Estimate: $25,000 - $35,000 CAD

Sold for: $31,250

Preview at: Heffel Toronto – 13 Hazelton Ave

A gift from the Artist to R. Melbourne McCaul, Toronto
Private Collection, Ontario
By descent to a Private Collection, Ontario
Contemporaries of the Group of Seven, Heffel Fine Art Auction House, May 1, 2020, lot 403
Private Collection, Toronto

A.Y. Jackson, Banting as an Artist, 1943, another view, entitled Church at St. Fidèle, reproduced page 19
Stephen Eaton Hume, Frederick Banting: Hero, Healer, Artist, 2001, page 120

Hart House, Toronto, Exhibition of Paintings by the Late Sir Frederick Banting, February 13 - March 1, 1943

In early spring 1930, Frederick Banting and A.Y. Jackson traveled to Saint-Fidèle, a small village below Murray Bay in the scenic Charlevoix region, where they sketched en plein air. Jackson related, “There were long hikes on the roads or across country on snowshoes, lunch with a fire on top of the snow to warm ourselves and toast our sandwiches, and tea made in a lard pail.” Banting enjoyed this rugged painting experience with Jackson, who observed, “Rural Quebec with its farmhouses and churches was a land forgotten by time, and Banting didn’t want to leave.” Compared to Banting’s social existence in Toronto as a famous scientist and co-discoverer of insulin, he found the simple life of the humble villages and countryside more authentic.
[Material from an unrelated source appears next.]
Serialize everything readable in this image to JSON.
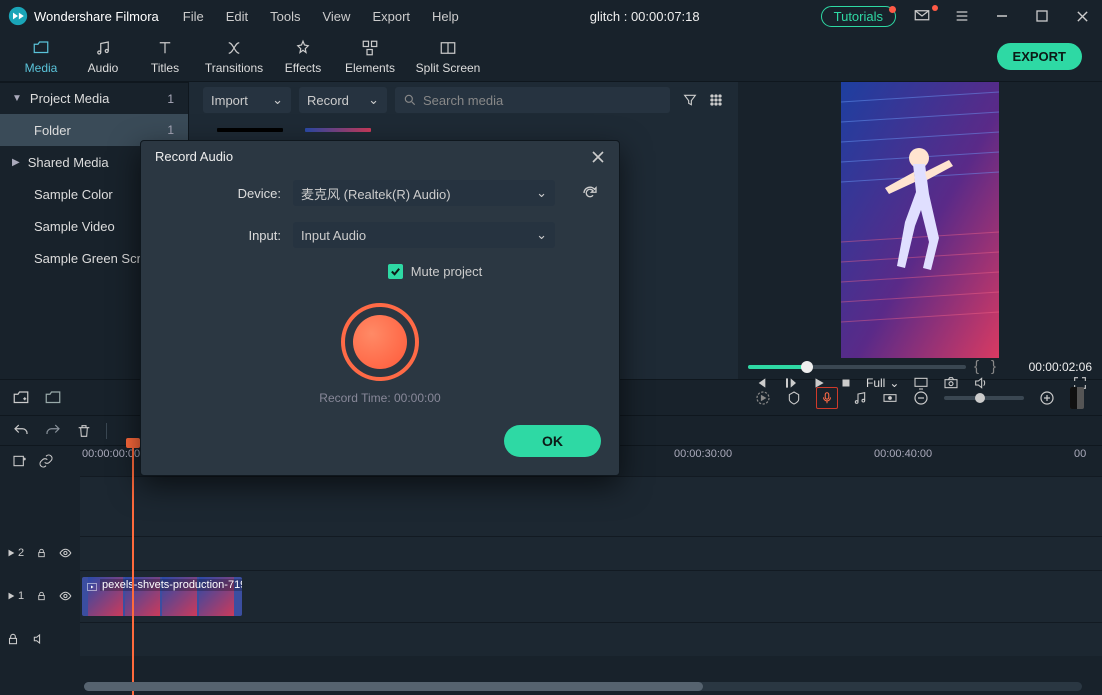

This bright, fresh sketch is superb. Banting captured a rolling rhythm in the land, using fluid brush-strokes in the foreground snow and in the mountains. Jackson’s influence is reflected in Banting’s use of strong brushwork and in his palette of delicate tints. Pale pastels glow in the snow, contrasted with stronger colours in the houses and the iconic church, whose spire rises into the glowing blue sky. A charming inclusion in this strong composition is the motif of the villager in the lower right pulling a sled.

The first owner of this work, R. Melbourne McCaul, was president of the Bank of Montreal in Toronto in the 1930s and 1940s.